“Waking the Dead” is a complex film. It’s not your typical supernatural, suspense, romantic, mystery, political, drama, thriller. The story involves idealistic Fielding Pierce (Billy Crudup) who falls for Sarah Williams (Jennifer Connelly) in 1972. The two fast become lovers and soulmates in spite of the fact that Sarah is a political activist whose views are completely the opposite of Fielding’s. A typical review might say that Billy Crudup and Jennifer Connelly ignite the screen which is cliché – but you can’t deny that Jennifer is at her best balancing being head over heels in love with their tumultuous differences. The two clearly have chemistry as they are constantly at odds over politics.
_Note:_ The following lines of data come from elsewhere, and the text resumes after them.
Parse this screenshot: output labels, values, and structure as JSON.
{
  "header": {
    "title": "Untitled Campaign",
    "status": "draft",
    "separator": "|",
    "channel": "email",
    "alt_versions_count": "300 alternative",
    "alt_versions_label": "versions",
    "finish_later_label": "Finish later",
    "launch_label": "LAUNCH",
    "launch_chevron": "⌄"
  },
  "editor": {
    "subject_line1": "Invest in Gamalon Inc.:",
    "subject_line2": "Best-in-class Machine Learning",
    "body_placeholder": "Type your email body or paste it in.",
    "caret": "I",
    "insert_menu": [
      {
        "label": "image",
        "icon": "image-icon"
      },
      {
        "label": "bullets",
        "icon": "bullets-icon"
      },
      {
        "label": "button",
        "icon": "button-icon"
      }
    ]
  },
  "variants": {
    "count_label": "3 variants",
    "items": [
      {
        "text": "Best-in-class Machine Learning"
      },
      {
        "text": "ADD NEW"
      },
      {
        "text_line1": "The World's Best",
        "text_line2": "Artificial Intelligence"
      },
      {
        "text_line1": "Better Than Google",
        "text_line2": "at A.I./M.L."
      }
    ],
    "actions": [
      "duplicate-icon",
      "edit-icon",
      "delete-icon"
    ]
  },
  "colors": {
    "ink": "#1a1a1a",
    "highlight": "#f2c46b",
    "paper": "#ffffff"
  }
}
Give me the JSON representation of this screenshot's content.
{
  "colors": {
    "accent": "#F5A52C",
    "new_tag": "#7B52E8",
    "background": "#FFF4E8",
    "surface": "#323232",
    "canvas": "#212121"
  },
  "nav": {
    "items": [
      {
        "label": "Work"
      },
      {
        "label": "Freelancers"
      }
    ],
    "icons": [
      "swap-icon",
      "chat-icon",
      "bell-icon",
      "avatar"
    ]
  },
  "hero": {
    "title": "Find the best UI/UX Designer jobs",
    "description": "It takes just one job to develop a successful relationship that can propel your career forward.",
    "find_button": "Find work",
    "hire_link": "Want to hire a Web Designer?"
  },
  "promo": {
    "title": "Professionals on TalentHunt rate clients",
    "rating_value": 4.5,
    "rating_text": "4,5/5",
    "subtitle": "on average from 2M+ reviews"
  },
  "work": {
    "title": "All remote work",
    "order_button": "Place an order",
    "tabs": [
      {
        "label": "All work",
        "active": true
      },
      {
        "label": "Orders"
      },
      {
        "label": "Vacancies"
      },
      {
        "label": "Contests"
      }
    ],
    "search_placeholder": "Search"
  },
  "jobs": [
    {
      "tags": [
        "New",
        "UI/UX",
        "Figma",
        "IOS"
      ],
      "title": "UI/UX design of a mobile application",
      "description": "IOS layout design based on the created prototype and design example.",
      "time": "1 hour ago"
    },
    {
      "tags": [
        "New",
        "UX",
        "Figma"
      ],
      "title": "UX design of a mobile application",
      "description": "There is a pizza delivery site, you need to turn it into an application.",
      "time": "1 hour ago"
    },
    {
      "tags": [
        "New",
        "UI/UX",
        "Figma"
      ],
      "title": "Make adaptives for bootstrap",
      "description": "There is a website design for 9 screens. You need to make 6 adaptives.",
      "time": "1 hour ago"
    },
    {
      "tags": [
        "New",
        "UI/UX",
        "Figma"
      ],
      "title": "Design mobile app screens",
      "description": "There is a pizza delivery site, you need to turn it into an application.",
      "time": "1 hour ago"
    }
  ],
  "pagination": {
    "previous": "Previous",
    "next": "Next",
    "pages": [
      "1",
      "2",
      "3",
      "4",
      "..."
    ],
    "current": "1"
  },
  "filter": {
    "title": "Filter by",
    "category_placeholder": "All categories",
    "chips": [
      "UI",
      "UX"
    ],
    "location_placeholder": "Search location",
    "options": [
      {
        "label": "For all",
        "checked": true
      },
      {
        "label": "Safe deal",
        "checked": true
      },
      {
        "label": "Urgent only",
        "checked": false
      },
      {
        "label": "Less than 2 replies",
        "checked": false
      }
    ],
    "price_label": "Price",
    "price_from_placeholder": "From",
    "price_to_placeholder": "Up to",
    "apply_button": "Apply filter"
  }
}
The story bounces back and forth between their budding romance in the early seventies and Fielding’s run for congress in 1982. We learn in the film’s opening moments that Sarah died needlessly in a car bomb in 1974 over a political issue. Fielding has never gotten over Sarah’s tragic death, and sees her everywhere. Is his mind playing tricks, or did she never really die in the explosion? By the end the “is she alive or not” question matters less as the film becomes more about Fielding’s growth from an ambitious and selfish politician to a passionate and caring advocate for the people.
Don’t be misles by the trailer that bills “Dead” as a kind of ghost story. This is not The Sixth Sense, but on its own terms, “Waking the Dead” is a moving drama about loss that is not what you’d expect.